Two guys grabbing dinner in San Francisco

I recently had the pleasure of catching up with one of my old teammates from Optimizely. He's doing well: director-level position, managing a growing team, and meanwhile hyper-focusing on how he can take it to the next level as a leader.

So I asked him a question:

"If I were to meet with your team over drinks, and I asked each of them to describe you in three words, what would you want them to say?"

Simple question. Long, thoughtful answer.

His final answer: 

  • "Caring, consistent, and challenging."  [Three C's FTW]

While the answer was revealing, the true value was in talking through the various tradeoffs one makes as a leader:

  • Friend vs. boss
  • Lenient vs. stern
  • Strategic vs. tactical
  • Inspirational vs. directive
  • Spontaneous vs. predictable

And while none of the above are mutually exclusive, a leader has limited time. Very limited. So you have to explore: what is your management philosophy? How do you want to be perceived? Even. . . remembered?

So I challenge you:

What are the 3 words you would want your team to describe you?
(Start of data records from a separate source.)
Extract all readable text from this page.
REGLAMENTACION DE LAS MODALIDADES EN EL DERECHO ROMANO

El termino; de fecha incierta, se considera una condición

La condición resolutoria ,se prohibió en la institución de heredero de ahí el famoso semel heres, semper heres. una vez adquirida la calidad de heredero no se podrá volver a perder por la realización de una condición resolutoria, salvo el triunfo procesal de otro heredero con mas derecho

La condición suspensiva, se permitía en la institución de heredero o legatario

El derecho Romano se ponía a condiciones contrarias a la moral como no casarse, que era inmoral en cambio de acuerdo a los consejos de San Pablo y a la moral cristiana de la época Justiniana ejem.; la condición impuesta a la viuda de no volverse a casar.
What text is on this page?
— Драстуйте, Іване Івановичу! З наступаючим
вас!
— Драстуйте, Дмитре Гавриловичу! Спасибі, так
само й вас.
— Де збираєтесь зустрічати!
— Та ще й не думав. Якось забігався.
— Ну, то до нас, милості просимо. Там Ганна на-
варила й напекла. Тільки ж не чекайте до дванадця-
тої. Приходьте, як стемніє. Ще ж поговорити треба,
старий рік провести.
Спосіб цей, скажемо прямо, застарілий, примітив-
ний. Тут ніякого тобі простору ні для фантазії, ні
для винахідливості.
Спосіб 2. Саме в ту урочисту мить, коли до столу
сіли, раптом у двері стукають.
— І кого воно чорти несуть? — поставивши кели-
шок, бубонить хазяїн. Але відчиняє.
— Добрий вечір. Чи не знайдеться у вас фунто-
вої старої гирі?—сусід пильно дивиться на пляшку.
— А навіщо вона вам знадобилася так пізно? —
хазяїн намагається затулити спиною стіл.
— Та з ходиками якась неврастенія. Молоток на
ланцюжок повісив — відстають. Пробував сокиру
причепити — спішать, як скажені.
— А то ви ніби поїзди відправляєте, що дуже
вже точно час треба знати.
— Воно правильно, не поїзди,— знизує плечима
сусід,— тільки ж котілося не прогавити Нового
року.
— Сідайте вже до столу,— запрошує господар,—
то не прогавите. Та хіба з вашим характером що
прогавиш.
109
If you're still staring instead of thinking, below is a insightful list of questions your team is likely asking themselves right now.

Credit due to Fred Kofman’s book, Conscious Business, in which he crafted these questions about communication clarity, mission, shared values, respect and teamwork.

  1. Do I know what is expected of me at work?
  2. Do I have the materials and equipment I need to do my work right?
  3. At work, do I have the opportunity to do what I do best every day?
  4. In the last seven days, have I received recognition or praise for doing good work?
  5. Does my supervisor, or someone at work, seem to care about me as a person?
  6. Is there someone at work who encourages my development?
  7. At work, do my opinions seem to count?
  8. Does the mission/purpose of my company make me feel my job is important?
  9. Are my co-workers committed to doing high-quality work?
  10. Do I have a best friend at work?
  11. In the last six months, has someone at work talked to me about my progress?
  12. This last year, have I had opportunities at work to learn and grow?

The DBT Ventures team hopes this article has been helpful in urging you to proactively control what 3 words describe you as an executive.